Imagem: Skrik (O Grito), de Edvard Munch. Esta versão, pintada em 1910 em têmpera sobre cartão, foi roubada em 2004 do Museu Munch (Oslo, Noruega) e recuperada em 2006.
Quem não conhece a pintura a óleo de Edvard Munch, que é posta a par da Mona Lisa? Como é possível que uma tela inerte, fechada em si, no silêncio perpétuo, arraste o nosso olhar como quem é atraído pelo mais tremendo grito de solidão?
Quantas vezes na vida sentimos que somos um grito que perdeu a voz? Não haverá ninguém que nos ouça? Quem dera que todos nós pudéssemos encontrar alguém que nos fitasse nos olhos, escutasse o nosso grito e o deixasse morrer no calor da amizade!
Outras vezes, tanto gritamos que toda a gente olha para nós – ou para nos acudir ou para se alegrar connosco.
Pode ser importante soltar um brado de vez em quando, até para manter a saúde psicológica e a alegria saudavelmente infantil… E muita gente perde a vida por não conseguir bradar por socorro da maneira mais eficaz!

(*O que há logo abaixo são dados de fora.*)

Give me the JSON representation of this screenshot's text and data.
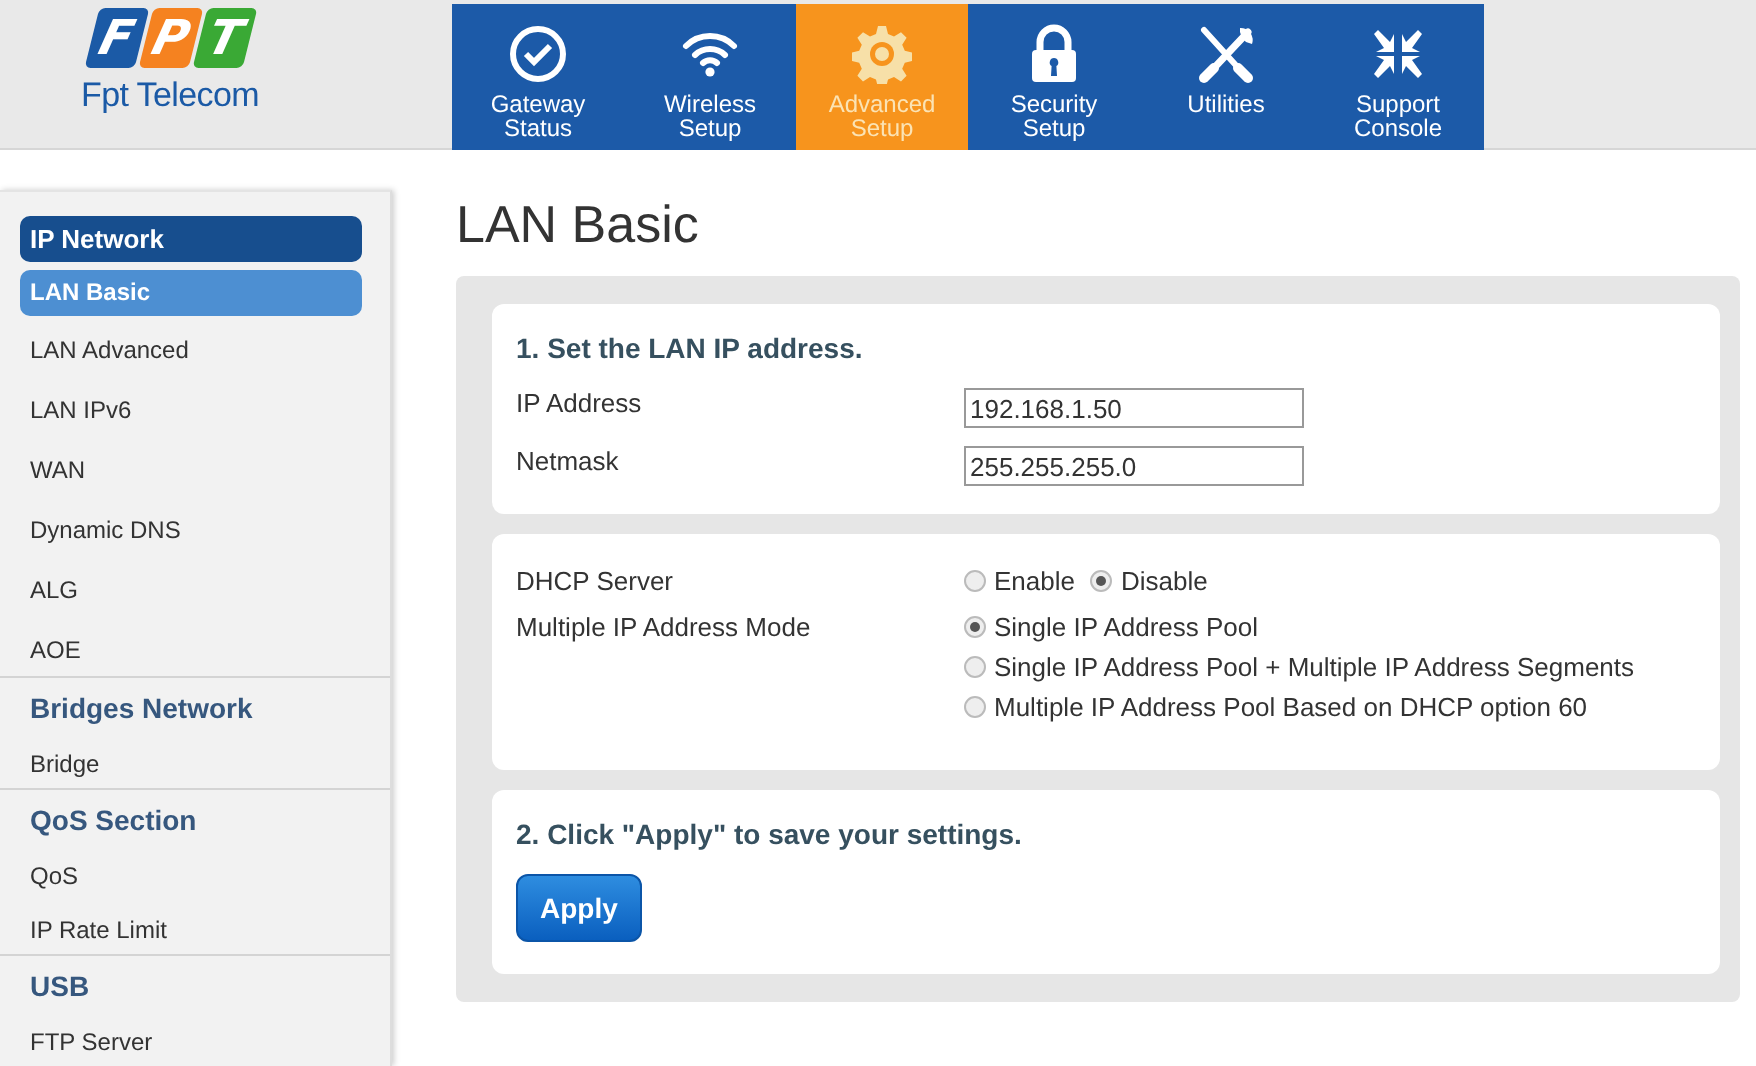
{
  "logo": {
    "letters": [
      "F",
      "P",
      "T"
    ],
    "name": "Fpt Telecom"
  },
  "nav": [
    {
      "label": "Gateway Status",
      "selected": false
    },
    {
      "label": "Wireless Setup",
      "selected": false
    },
    {
      "label": "Advanced Setup",
      "selected": true
    },
    {
      "label": "Security Setup",
      "selected": false
    },
    {
      "label": "Utilities",
      "selected": false
    },
    {
      "label": "Support Console",
      "selected": false
    }
  ],
  "sidebar": [
    {
      "heading": "IP Network",
      "active": true,
      "items": [
        {
          "label": "LAN Basic",
          "selected": true
        },
        {
          "label": "LAN Advanced",
          "selected": false
        },
        {
          "label": "LAN IPv6",
          "selected": false
        },
        {
          "label": "WAN",
          "selected": false
        },
        {
          "label": "Dynamic DNS",
          "selected": false
        },
        {
          "label": "ALG",
          "selected": false
        },
        {
          "label": "AOE",
          "selected": false
        }
      ]
    },
    {
      "heading": "Bridges Network",
      "active": false,
      "items": [
        {
          "label": "Bridge",
          "selected": false
        }
      ]
    },
    {
      "heading": "QoS Section",
      "active": false,
      "items": [
        {
          "label": "QoS",
          "selected": false
        },
        {
          "label": "IP Rate Limit",
          "selected": false
        }
      ]
    },
    {
      "heading": "USB",
      "active": false,
      "items": [
        {
          "label": "FTP Server",
          "selected": false
        }
      ]
    }
  ],
  "page_title": "LAN Basic",
  "lan_section": {
    "heading": "1. Set the LAN IP address.",
    "fields": [
      {
        "label": "IP Address",
        "value": "192.168.1.50"
      },
      {
        "label": "Netmask",
        "value": "255.255.255.0"
      }
    ]
  },
  "dhcp_section": {
    "groups": [
      {
        "label": "DHCP Server",
        "inline": true,
        "options": [
          {
            "label": "Enable",
            "selected": false
          },
          {
            "label": "Disable",
            "selected": true
          }
        ]
      },
      {
        "label": "Multiple IP Address Mode",
        "inline": false,
        "options": [
          {
            "label": "Single IP Address Pool",
            "selected": true
          },
          {
            "label": "Single IP Address Pool + Multiple IP Address Segments",
            "selected": false
          },
          {
            "label": "Multiple IP Address Pool Based on DHCP option 60",
            "selected": false
          }
        ]
      }
    ]
  },
  "apply_section": {
    "heading": "2. Click \"Apply\" to save your settings.",
    "button": "Apply"
  }
}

Na Bíblia, o próprio Deus, através dos profetas e de Jesus, grita connosco e bem: quer para avisar do perigo quer para se alegrar connosco. E é o primeiro a incitar-nos a clamar por ajuda e também a gritar de alegria.

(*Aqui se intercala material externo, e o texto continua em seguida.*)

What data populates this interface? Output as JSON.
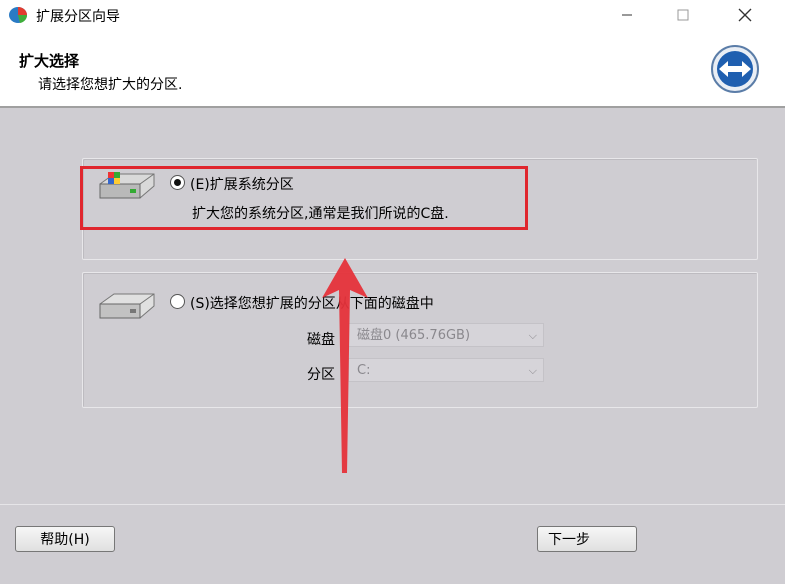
{
  "window": {
    "title": "扩展分区向导",
    "icon": "partition-app-icon",
    "controls": [
      "minimize-icon",
      "maximize-icon",
      "close-icon"
    ]
  },
  "header": {
    "title": "扩大选择",
    "subtitle": "请选择您想扩大的分区.",
    "logo": "resize-arrows-icon"
  },
  "options": {
    "system": {
      "label": "(E)扩展系统分区",
      "description": "扩大您的系统分区,通常是我们所说的C盘.",
      "checked": true
    },
    "custom": {
      "label": "(S)选择您想扩展的分区从下面的磁盘中",
      "checked": false,
      "disk_label": "磁盘",
      "disk_value": "磁盘0 (465.76GB)",
      "partition_label": "分区",
      "partition_value": "C:"
    }
  },
  "footer": {
    "help_label": "帮助(H)",
    "next_label": "下一步"
  },
  "colors": {
    "highlight": "#e0262e",
    "arrow": "#e5323a",
    "panel": "#cfcdd2"
  }
}
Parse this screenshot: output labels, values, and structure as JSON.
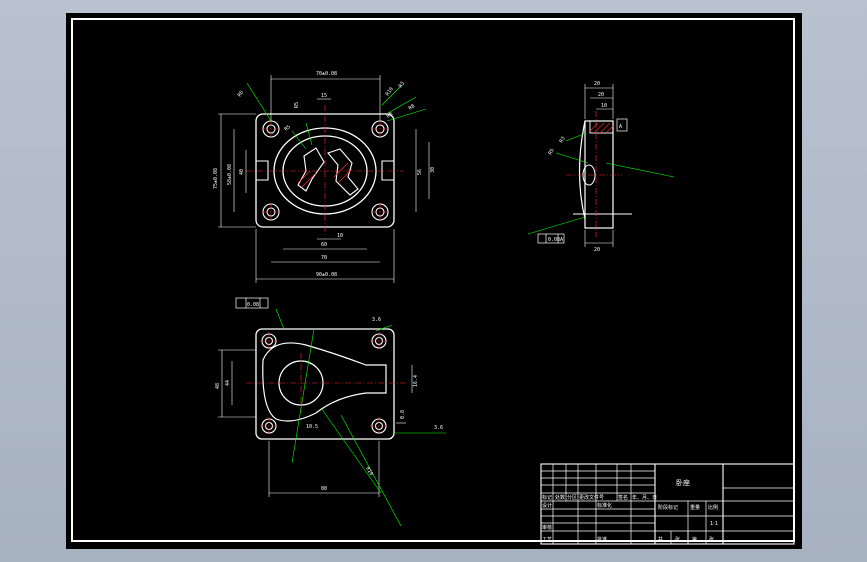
{
  "drawing": {
    "title": "卧座",
    "scale": "1:1"
  },
  "dimensions": {
    "top_view": {
      "overall_top": "70±0.08",
      "overall_bottom": "90±0.08",
      "w70": "70",
      "w40": "40",
      "w60": "60",
      "w10": "10",
      "w15": "15",
      "h75": "75±0.08",
      "h58": "58±0.08",
      "h40": "40",
      "h56": "56",
      "h30": "30",
      "r1": "R6",
      "r2": "R10",
      "r3": "R3",
      "r4": "R8",
      "r5": "R5",
      "r6": "R5",
      "r7": "R8"
    },
    "side_view": {
      "d1": "20",
      "d2": "20",
      "d3": "10",
      "d4": "R3",
      "d5": "R5",
      "d6": "20",
      "datum": "A",
      "tol": "0.08",
      "bottom": "20"
    },
    "front_view": {
      "tol_box": "0.08",
      "h48": "48",
      "h44": "44",
      "d16": "16.4",
      "d3a": "3.6",
      "d3b": "3.6",
      "w80": "80",
      "r10": "10.5",
      "slope": "R10",
      "tol_right": "0.8"
    }
  },
  "title_block": {
    "row_headers": [
      "标记",
      "处数",
      "分区",
      "更改文件号",
      "签名",
      "年、月、日"
    ],
    "left_labels": [
      "设计",
      "审核",
      "工艺"
    ],
    "mid_labels": [
      "标准化",
      "批准"
    ],
    "stage_headers": [
      "阶段标记",
      "重量",
      "比例"
    ],
    "sheet_labels": [
      "共",
      "张",
      "第",
      "张"
    ]
  }
}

Precisamos de gritar bem alto as injustiças em todo o mundo. Mas esses brados de nada valem se não pensamos no que deve ser feito e em como exigir a capacidade e honestidade que devem possuir aqueles que escolhemos para representar os nossos brados. Só assim poderemos avançar na grande marcha: em que gente rica, atletas, grandes artistas, intelectuais… se misturam com os coxos, com os cegos, com os que por amor “perdem” tempo, com as mães que transportam a vida dentro de si ou a seu colo… É na consciência, empatia e entreajuda ao longo deste caminhar, que cada qual se enriquece e fortifica com os talentos, humildade, prudência e força de todos os mais.
Perante Deus, pode haver alguém inútil? Seja qual for a idade ou o tipo de vida, cada ser humano, pelo mero facto de existir, “brada a Deus” – porque tem sede de mais. E por isso, Jesus se apropriou da tradição profética ao dirigir-se de modo especial aos que sentem na pele as injustiças da vida e que precisam de estar atentos a tudo o que possa ser um sinal de vida nova.
Se não somos sensíveis aos problemas dos outros, não nos admiremos que se propague a violência. Se não somos capazes de caminhar junto dos que podem menos como junto dos que podem mais, sem snobismo nem servilismo, não vamos a lado nenhum, por muita sensibilidade que publicitemos. Perdemos demasiado tempo a ter pena – em vez de acções e projectos que valham a pena.
O grito é, pois, um aviso: do problema que sentimos mas sobretudo da multiplicação social das variantes do que parecia ser apenas sofrimento individual. Se não nos habituamos a abrir os olhos à nossa volta, o grito fica estéril, sem eco eficaz. Reflectir sobre a dor, discutir sobre as razões e sentido da dor, e como é que os projectos políticos a podem e devem enquadrar – será, para a grande comunidade, o modo mais saudável de vida.
Manuel Alte da Veiga é professor aposentado do ensino universitário.